Stand up for yourself!

I’ve learned a lot about myself in relation to work over the last five or six years. I’ve realised that I have a short fuse for stupidity and laziness (ironically, I’m famously lazy in my day to day life) in work. I like a cut corner as much as the next employee but when I and the people I respect are affected by this then I look to my superiors for answers. It is important that you have a manager that has your back. You may be a grunt now, doing the busywork that your superiors are above but if they don’t have your back when you deserve it then why play nice anymore?
I can’t stand people not having my back. There comes a time when you can no longer sit back and take the crap that those in power throw at you and that those in the trenches with you somehow get away from shit-free.

Personally, my interest in a job wanes when I know that, when needed, the manager does not have my back.. I can recognise when I’m in the wrong and if I’ve overstepped a mark but if someone can’t provide answers or won’t provide a solution to a problem that affects me then I’m checked out.
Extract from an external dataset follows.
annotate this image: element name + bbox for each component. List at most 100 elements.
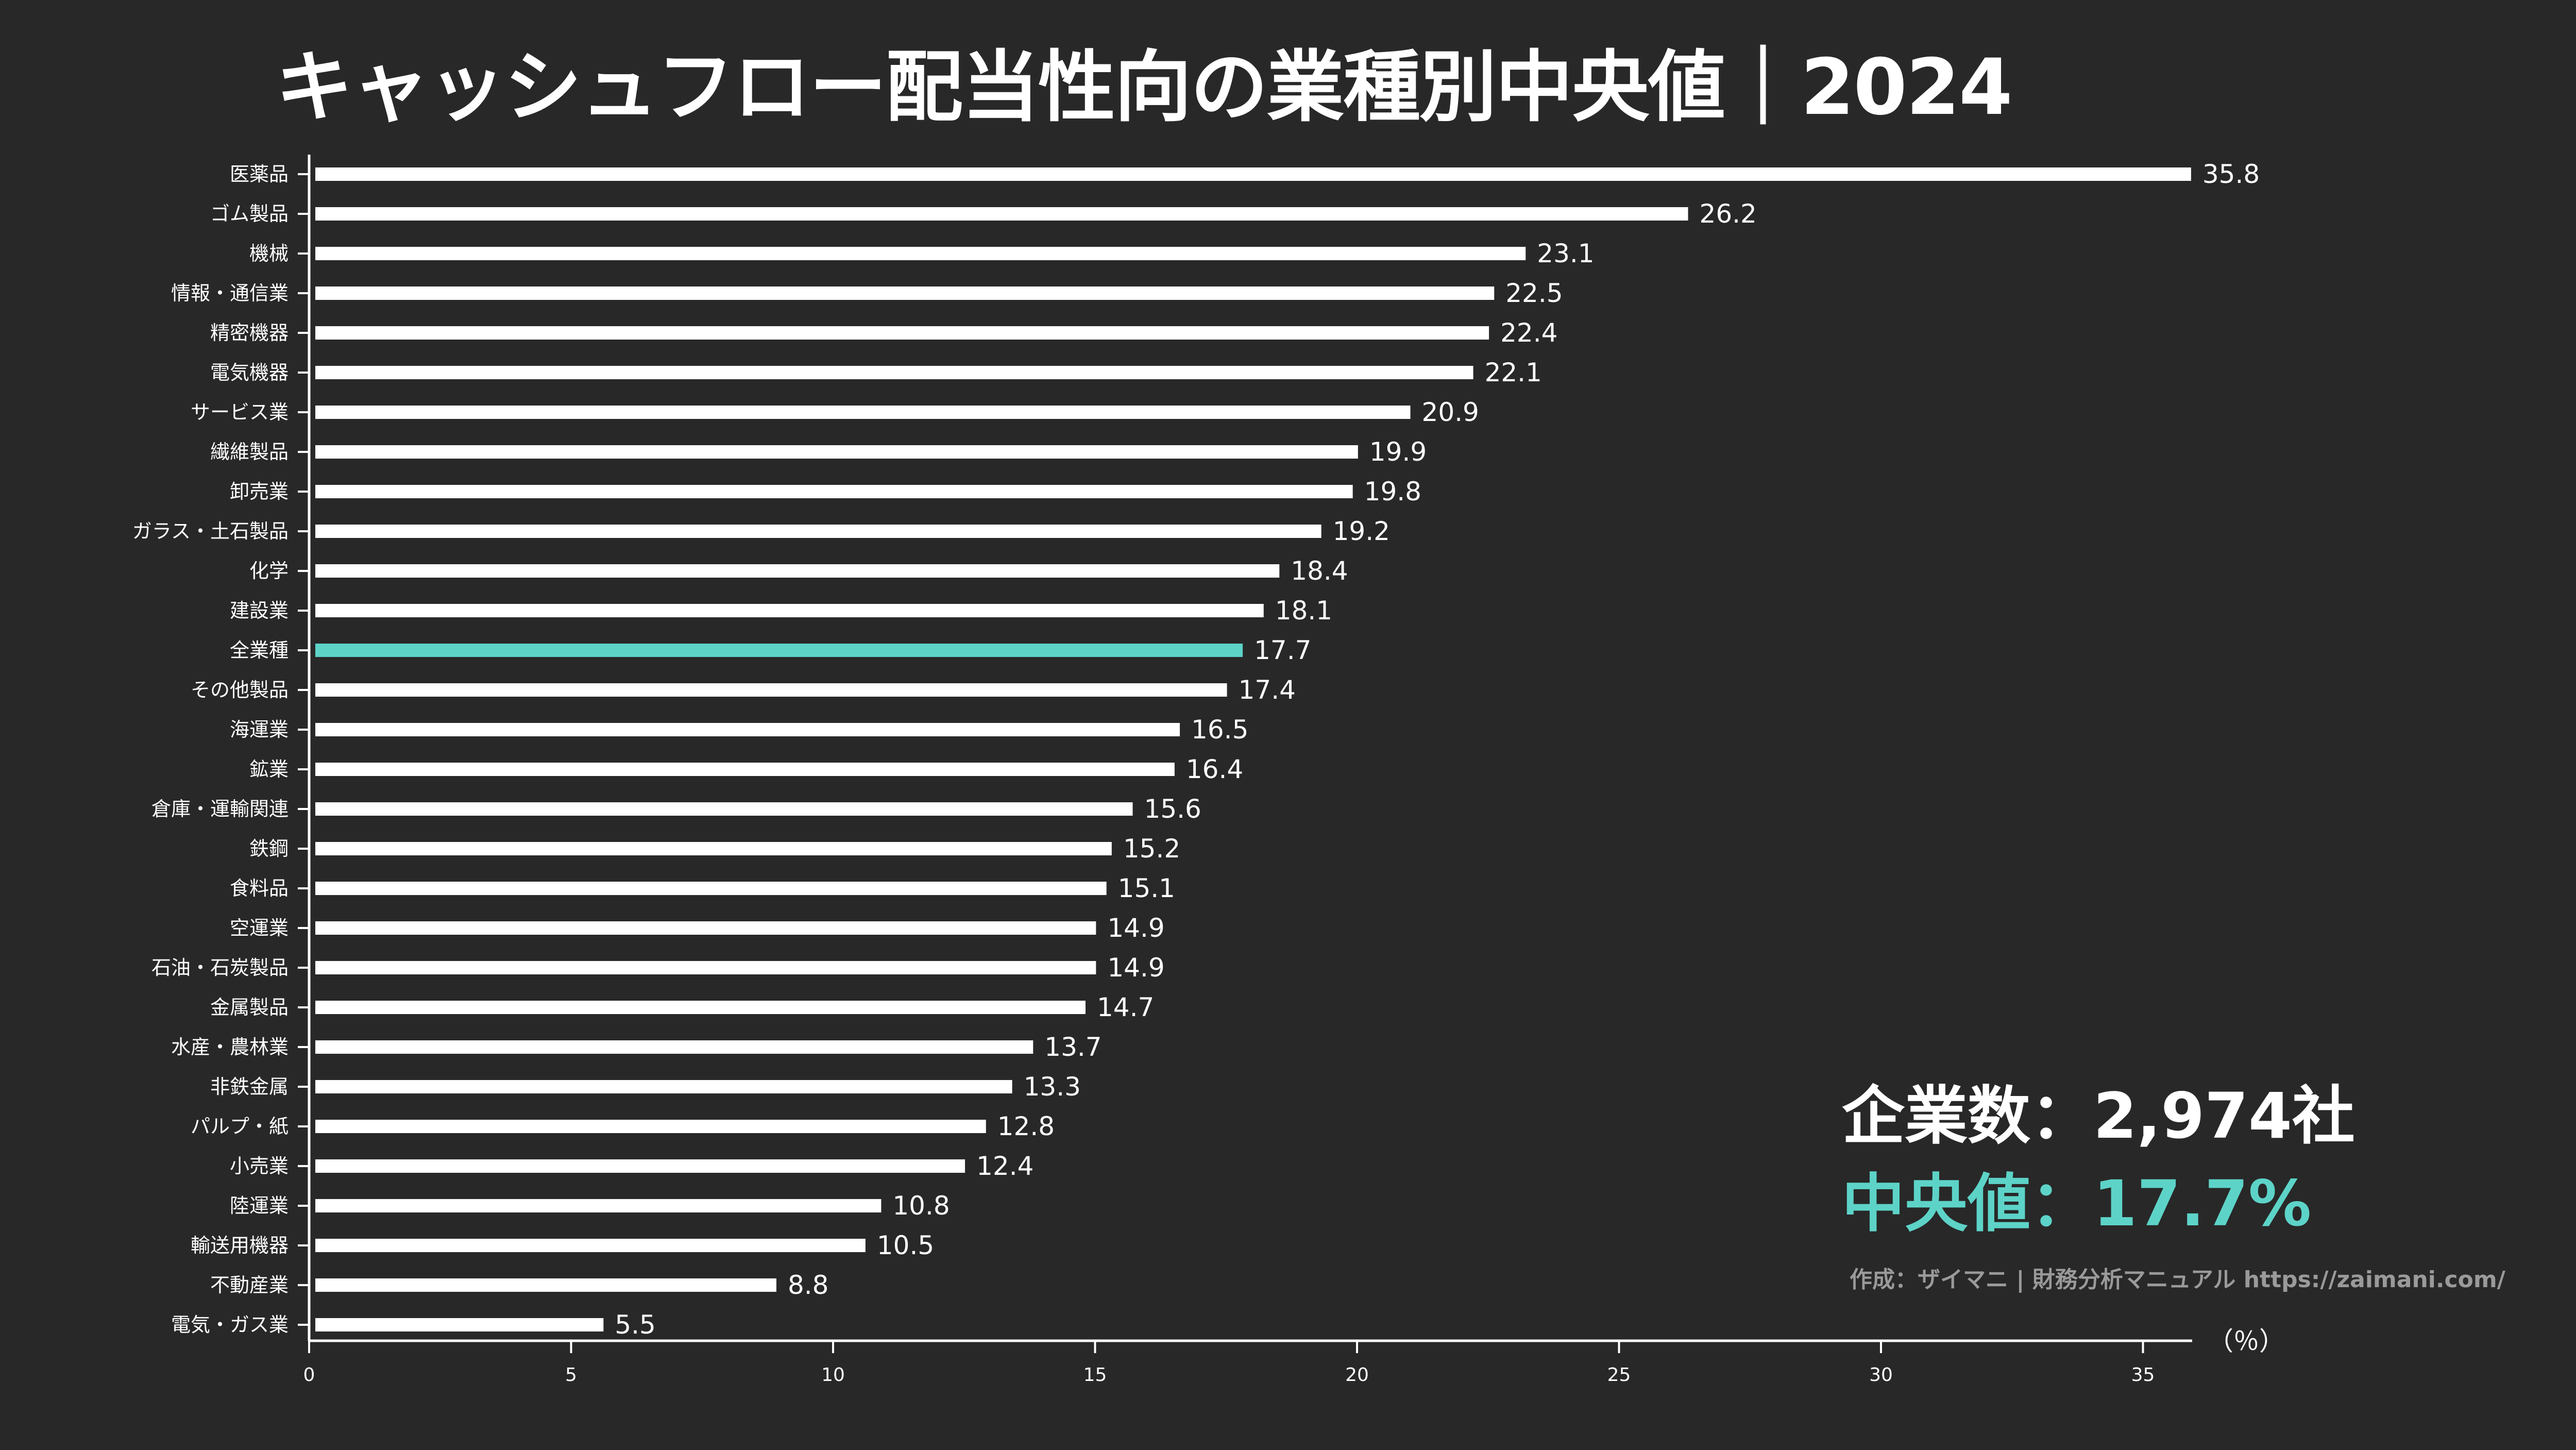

My stay is over at the Hotel Paradise.

Old man who stayed at same company for his whole life – Photo by Andrea Piacquadio on Pexels.com

It is always frustrating to air these grievances to someone from the older generation.
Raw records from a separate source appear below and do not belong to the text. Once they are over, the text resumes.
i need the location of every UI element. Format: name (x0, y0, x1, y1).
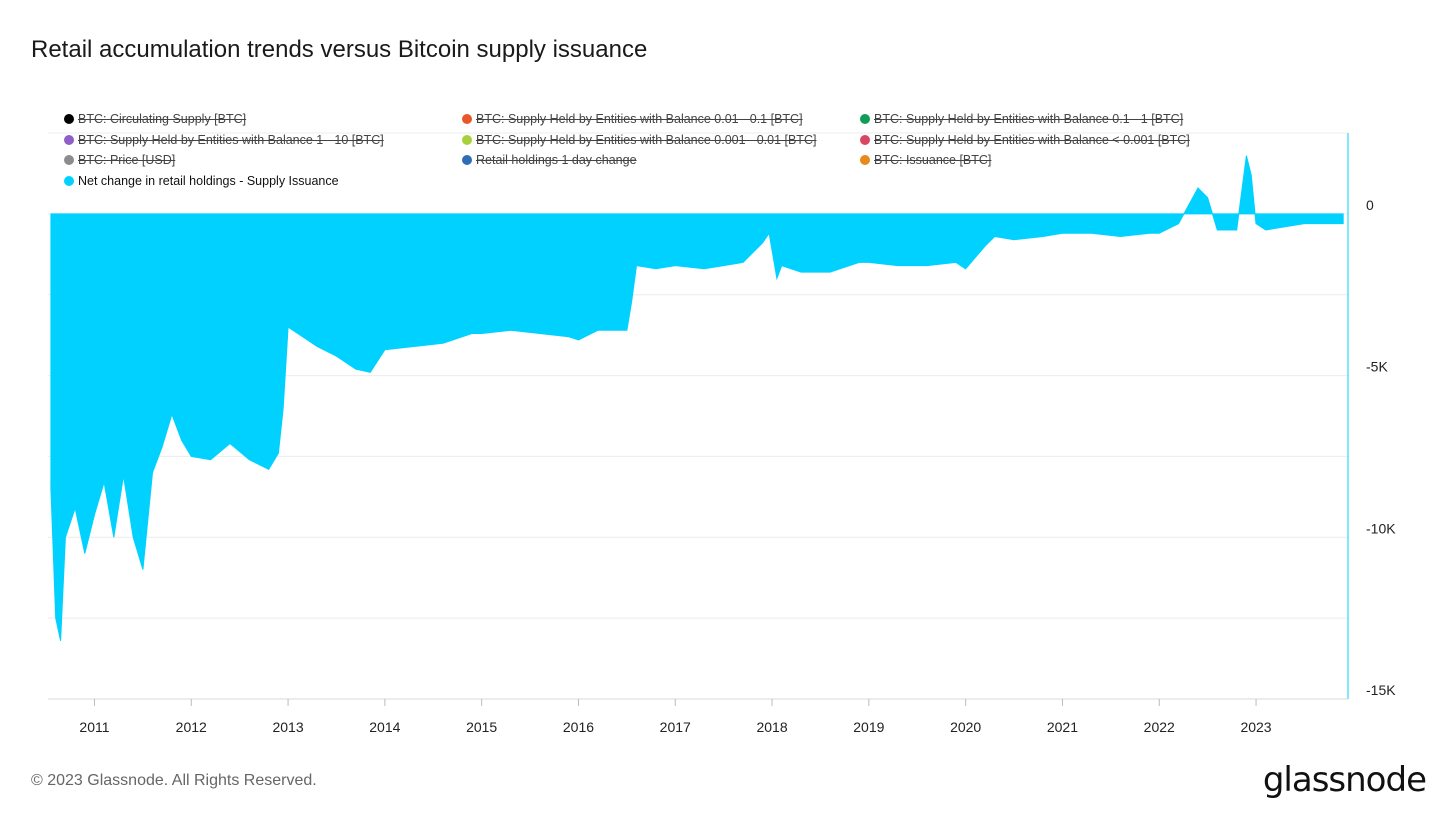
legend-item[interactable]: BTC: Issuance [BTC] (860, 153, 991, 167)
legend-item[interactable]: Net change in retail holdings - Supply I… (64, 174, 339, 188)
x-tick-label: 2015 (466, 719, 497, 735)
y-tick-label: -15K (1366, 682, 1396, 698)
y-tick-label: -5K (1366, 359, 1388, 375)
x-tick-label: 2023 (1240, 719, 1271, 735)
x-tick-label: 2018 (756, 719, 787, 735)
y-tick-label: 0 (1366, 197, 1374, 213)
legend-label: BTC: Supply Held by Entities with Balanc… (78, 132, 384, 147)
x-tick-label: 2013 (272, 719, 303, 735)
legend-label: BTC: Issuance [BTC] (874, 153, 992, 168)
legend-item[interactable]: BTC: Supply Held by Entities with Balanc… (860, 112, 1183, 126)
brand-logo: glassnode (1262, 760, 1427, 800)
legend-item[interactable]: BTC: Supply Held by Entities with Balanc… (860, 133, 1190, 147)
copyright-text: © 2023 Glassnode. All Rights Reserved. (31, 772, 317, 789)
x-tick-label: 2012 (176, 719, 207, 735)
x-tick-label: 2016 (563, 719, 594, 735)
area-series-net-change (50, 155, 1344, 641)
legend-dot-icon (462, 114, 472, 124)
legend-dot-icon (64, 114, 74, 124)
legend-label: BTC: Supply Held by Entities with Balanc… (476, 112, 803, 126)
legend-dot-icon (462, 155, 472, 166)
legend-label: BTC: Supply Held by Entities with Balanc… (476, 132, 817, 147)
legend-dot-icon (64, 134, 74, 145)
x-tick-label: 2019 (853, 719, 884, 735)
legend-item[interactable]: BTC: Price [USD] (64, 153, 175, 167)
legend-dot-icon (860, 155, 870, 166)
x-tick-label: 2017 (660, 719, 691, 735)
legend-dot-icon (64, 176, 74, 187)
legend-label: Retail holdings 1 day change (476, 153, 637, 168)
legend-item[interactable]: Retail holdings 1 day change (462, 153, 637, 167)
legend-item[interactable]: BTC: Supply Held by Entities with Balanc… (462, 112, 803, 126)
legend-dot-icon (860, 134, 870, 145)
legend-item[interactable]: BTC: Supply Held by Entities with Balanc… (64, 133, 384, 147)
x-tick-label: 2021 (1047, 719, 1078, 735)
legend-label: BTC: Circulating Supply [BTC] (78, 112, 247, 126)
legend-dot-icon (462, 134, 472, 145)
x-tick-label: 2014 (369, 719, 400, 735)
legend-label: BTC: Supply Held by Entities with Balanc… (874, 132, 1190, 147)
legend-dot-icon (860, 114, 870, 124)
legend-dot-icon (64, 155, 74, 166)
x-tick-label: 2020 (950, 719, 981, 735)
legend-label: BTC: Price [USD] (78, 153, 176, 168)
y-tick-label: -10K (1366, 520, 1396, 536)
x-tick-label: 2022 (1144, 719, 1175, 735)
chart-title: Retail accumulation trends versus Bitcoi… (31, 36, 648, 63)
legend-label: Net change in retail holdings - Supply I… (78, 174, 339, 189)
legend-item[interactable]: BTC: Circulating Supply [BTC] (64, 112, 246, 126)
legend-item[interactable]: BTC: Supply Held by Entities with Balanc… (462, 133, 816, 147)
x-tick-label: 2011 (79, 719, 109, 735)
legend-label: BTC: Supply Held by Entities with Balanc… (874, 112, 1184, 126)
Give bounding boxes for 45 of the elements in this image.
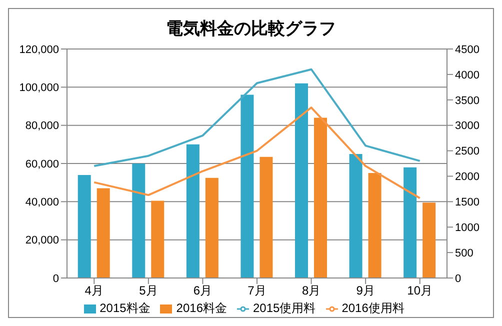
y-tick-label: 40,000	[25, 196, 59, 209]
y2-tick-label: 1000	[455, 222, 480, 234]
x-tick-label: 7月	[248, 284, 266, 298]
y2-tick-label: 3500	[455, 94, 480, 107]
y-tick-label: 120,000	[19, 44, 59, 56]
legend-label: 2016使用料	[342, 301, 404, 315]
y2-tick-label: 3000	[455, 120, 480, 132]
bar	[295, 83, 308, 278]
y-tick-label: 100,000	[19, 82, 59, 94]
bar	[132, 164, 146, 278]
legend-label: 2015使用料	[253, 301, 316, 315]
chart-title: 電気料金の比較グラフ	[165, 18, 337, 40]
line-series	[93, 68, 421, 168]
x-tick-label: 9月	[356, 284, 375, 298]
y-tick-label: 20,000	[25, 234, 59, 247]
bar	[186, 144, 200, 278]
bar	[78, 174, 91, 278]
bar	[96, 188, 110, 278]
bar	[151, 200, 164, 278]
y2-tick-label: 0	[455, 272, 462, 285]
bar	[314, 118, 327, 278]
bar	[205, 178, 218, 278]
x-tick-label: 8月	[302, 284, 321, 298]
bar	[260, 156, 273, 278]
y-tick-label: 60,000	[25, 158, 59, 170]
y2-tick-label: 4500	[455, 44, 480, 56]
bar	[404, 167, 417, 278]
y2-tick-label: 2000	[455, 171, 480, 184]
x-tick-label: 4月	[84, 284, 104, 298]
x-tick-label: 10月	[407, 284, 433, 298]
bar	[240, 94, 254, 278]
x-tick-label: 6月	[193, 284, 212, 298]
y2-tick-label: 1500	[455, 196, 480, 209]
bar	[368, 173, 382, 278]
y2-tick-label: 2500	[455, 146, 480, 158]
y2-tick-label: 4000	[455, 69, 480, 82]
bar	[349, 154, 362, 278]
x-tick-label: 5月	[139, 284, 158, 298]
y-tick-label: 0	[52, 272, 59, 285]
legend-label: 2015料金	[100, 301, 150, 315]
line-series	[93, 106, 421, 200]
legend-label: 2016料金	[176, 301, 227, 315]
y-tick-label: 80,000	[25, 120, 59, 132]
bar	[422, 202, 436, 278]
y2-tick-label: 500	[455, 247, 474, 260]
“Isn’t it great to have a job? Ah, sure isn’t it brilliant to have the pension and everything getting sorted for you?! ISN’T IT GREAT TO HAVE A JOB, HUH?!”

They’re so incensed by the idea that you mightn’t be fully satisfied by just being employed. Stupid milennials. Why can’t we just be delighted to go into an office for forty hours a week and do meaningless tasks that make other people boatloads of money while we scrape by each week? Why can’t we be enthralled by the fact that we get to log on to work each morning and be greeted by the late shift’s mistakes for little to no praise? Why can’t we be super excited to listen to our manager’s platitudes and pageantry and go another day not knowing exactly where we stand? We’re so ungrateful!

It is a totally different time, quite literally, to when our parents, aunts and uncles were starting out. Gone are the days when you may spend your whole working life with a single company. People nowadays are driven by more than just job security. We want basic things like job satisfaction and not to be taken for granted. Or at least pay us well if you take us for granted.
I don’t buy into the whole Americanisation of offices here in Ireland. Not to tar Americans with the one brush, but fully stocked kitchens, games rooms and slides for some reason have crept into our corporate environments. All I want is to be able to go home at the end of the day, to my own kitchen, games room and slide for some reason and be happy with the work I’ve done.

Recently, I’ve realised the importance of standing up for yourself and your ideals in the work environment. For so long, as most Irish people do, I kept the peace and just let things happen. I would silently simmer about the wrongs I had experienced and covered for my coworkers. However, I stopped simmering over the last few years and started standing up for myself. Sounds easy, right?
It is probably the most difficult thing I’ve ever had to do. As soon as I’d finish standing up for myself I’d get the shakes that come with the adrenaline. I’d run through what just happened and lament my actions. I’d immediately plan for unemployment and ostracization from the working world. When I wasn’t fired and blacklisted after the first few times I spoke out against Big Brother I learned that I was only doing what was right for me. That has had a much more positive effect on my life and happiness over the last five to six years.

Potential employers potentially reading this will probably run for the hills and block my email address. I think the importance of not feeling walked upon and being true to yourself trumps any job that is scared of those things anyways. So, stand up for yourself and don’t let the man get you down. Hmmm… Maybe I was born in the wrong generation myself. Why can’t milennials just work?!